Do you describe parts of the scene that, when you really think about it, really don’t have much or anything to do with moving the story forward (how a room is decorated, what the characters are wearing, etc)? I’ve been reading a lot of scripts lately, and have seen all of these on display.

It’s like this is the culmination of three important screenwriting rules:

get in late, get out early
get to the point as soon as possible
write as if ink costs a thousand dollars an ounce

Don’t be of the mindset that you can’t or won’t change anything. Yes, this is your baby, but what’s more important? Your writer’s ego or telling your story in the best, most efficient way possible?

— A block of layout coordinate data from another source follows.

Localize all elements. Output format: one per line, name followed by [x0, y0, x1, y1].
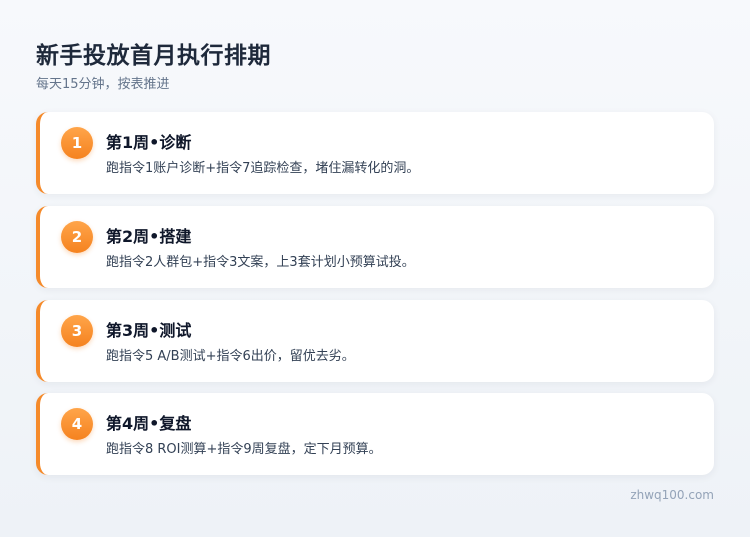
week-description: 跑指令5 A/B测试+指令6出价，留优去劣。: [106, 349, 355, 364]
week-number-badge: 1: [61, 127, 93, 159]
week-title: 第2周•搭建: [106, 227, 192, 246]
week-card-3: 3 第3周•测试 跑指令5 A/B测试+指令6出价，留优去劣。: [36, 300, 714, 382]
week-number-badge: 3: [61, 315, 93, 347]
week-title: 第3周•测试: [106, 321, 192, 340]
week-card-2: 2 第2周•搭建 跑指令2人群包+指令3文案，上3套计划小预算试投。: [36, 206, 714, 288]
week-description: 跑指令8 ROI测算+指令9周复盘，定下月预算。: [106, 442, 382, 457]
week-title: 第4周•复盘: [106, 414, 192, 433]
page-title: 新手投放首月执行排期: [36, 43, 271, 69]
week-card-4: 4 第4周•复盘 跑指令8 ROI测算+指令9周复盘，定下月预算。: [36, 393, 714, 475]
week-number-badge: 2: [61, 221, 93, 253]
page-subtitle: 每天15分钟，按表推进: [36, 77, 170, 92]
week-card-1: 1 第1周•诊断 跑指令1账户诊断+指令7追踪检查，堵住漏转化的洞。: [36, 112, 714, 194]
footer-site-link[interactable]: zhwq100.com: [630, 488, 714, 502]
week-title: 第1周•诊断: [106, 133, 192, 152]
week-number-badge: 4: [61, 408, 93, 440]
week-description: 跑指令1账户诊断+指令7追踪检查，堵住漏转化的洞。: [106, 161, 420, 176]
week-description: 跑指令2人群包+指令3文案，上3套计划小预算试投。: [106, 255, 415, 270]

I had a first draft that was 132 pages. Just about every person who gave me notes said it was too long, and that it had to be at least 20-30 pages shorter. At the time, I thought that was asking too much. If I really pushed myself, I could cut maybe 10, 15 tops.

But as I went through each rewrite, trimming wherever I could, savagely wiping scenes, characters and dialogue from existence, it kept getting shorter until I got it down to 107. A whole 25 pages cut, just as was suggested. It took a while, but I got there.

Whittling each scene down to its bare essentials not only helped make the script better, but also proved beneficial to developing my writing and editing skills so while I’m sure I’ll continue to overwrite in the future, at least I’ll be better prepared to deal with it.